Typically, when she did play a normal person we were supposed to believe she was such a crazed nympho that she’d chase after such weedy targets as Jim Dale, Ronnie Corbett, and even Charles Hawtrey. But I guess that was supposed to be the funny part.

Born in London, Valerie worked as a salesgirl in a London store after leaving school, and also had a spell as an assistant fashion buyer at Harrods. She moved to Paris to learn the language and work as an au pair.

Returning to the UK she tried for a job in a touring play and got the part for the grand sum of £12.10.0 a week.
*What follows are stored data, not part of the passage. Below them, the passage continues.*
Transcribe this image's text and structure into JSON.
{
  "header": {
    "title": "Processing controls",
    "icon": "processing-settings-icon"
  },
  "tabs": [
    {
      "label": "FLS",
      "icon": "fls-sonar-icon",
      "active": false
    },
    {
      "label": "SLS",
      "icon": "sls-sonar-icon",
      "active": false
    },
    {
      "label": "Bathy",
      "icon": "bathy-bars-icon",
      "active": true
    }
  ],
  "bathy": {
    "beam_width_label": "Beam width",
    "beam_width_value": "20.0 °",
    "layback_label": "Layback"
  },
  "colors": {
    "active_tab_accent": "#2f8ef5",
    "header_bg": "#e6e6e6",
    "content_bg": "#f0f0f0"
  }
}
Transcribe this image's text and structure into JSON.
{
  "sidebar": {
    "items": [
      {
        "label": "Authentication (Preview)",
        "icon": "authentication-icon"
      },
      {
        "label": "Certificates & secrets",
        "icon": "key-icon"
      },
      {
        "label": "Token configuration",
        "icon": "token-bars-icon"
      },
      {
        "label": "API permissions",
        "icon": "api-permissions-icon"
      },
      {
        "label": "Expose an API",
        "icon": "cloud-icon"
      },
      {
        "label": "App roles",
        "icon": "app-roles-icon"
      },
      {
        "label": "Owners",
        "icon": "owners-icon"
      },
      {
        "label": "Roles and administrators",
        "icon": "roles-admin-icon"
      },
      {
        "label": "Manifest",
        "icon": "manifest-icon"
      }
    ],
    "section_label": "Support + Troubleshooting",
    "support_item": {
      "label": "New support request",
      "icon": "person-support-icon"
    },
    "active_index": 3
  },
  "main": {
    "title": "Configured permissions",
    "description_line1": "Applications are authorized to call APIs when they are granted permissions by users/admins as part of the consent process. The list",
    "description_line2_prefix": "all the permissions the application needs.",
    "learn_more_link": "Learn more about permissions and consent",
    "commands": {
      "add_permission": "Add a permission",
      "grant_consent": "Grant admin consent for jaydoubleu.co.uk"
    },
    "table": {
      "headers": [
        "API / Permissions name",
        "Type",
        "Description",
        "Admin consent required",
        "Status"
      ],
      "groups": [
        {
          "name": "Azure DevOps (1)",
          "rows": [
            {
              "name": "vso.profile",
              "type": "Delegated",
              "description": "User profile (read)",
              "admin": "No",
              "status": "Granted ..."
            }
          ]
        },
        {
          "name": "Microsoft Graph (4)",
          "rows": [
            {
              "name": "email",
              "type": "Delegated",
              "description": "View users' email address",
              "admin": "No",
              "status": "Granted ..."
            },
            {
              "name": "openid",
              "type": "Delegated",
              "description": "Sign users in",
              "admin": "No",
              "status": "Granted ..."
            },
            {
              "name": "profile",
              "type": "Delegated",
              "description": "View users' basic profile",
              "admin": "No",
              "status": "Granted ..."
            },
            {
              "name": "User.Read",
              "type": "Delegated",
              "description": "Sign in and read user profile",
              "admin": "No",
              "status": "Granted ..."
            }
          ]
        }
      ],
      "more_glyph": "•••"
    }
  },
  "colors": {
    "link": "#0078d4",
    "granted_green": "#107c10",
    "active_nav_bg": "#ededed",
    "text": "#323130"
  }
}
She landed a small part in the stage production of Funny Girl and suddenly found herself in demand for guest spots on television for shows like The SaintThe BaronThe Avengers and Randall and Hopkirk – Deceased.

She was a ubiquitous presence on 1970s telly, forever popping up as the comedy crumpet on variety shows and sitcoms (she got a lot of publicity due to the scantiness of the costume she wore on Up Pompeii!) and you could always rely on her to class up a production – at least visually.

Her filmography is full of such nameless roles as “Hotel Receptionist”, “Lady in Bahamas”, “Serving Wench”, “Bath Girl” and, amusingly, “Queen of the Nabongas.” But one credit she should be proud of is having Roxy Music’s Beauty Queen written about her.

Apparently, she had a fling with Bryan Ferry at some point and now the opening line “Valerie please believe, it never could work out” makes sense.

Whether this is true or not (the internet says it is) I hope it is because someone as gorgeous as Valerie Leon should have songs written about her.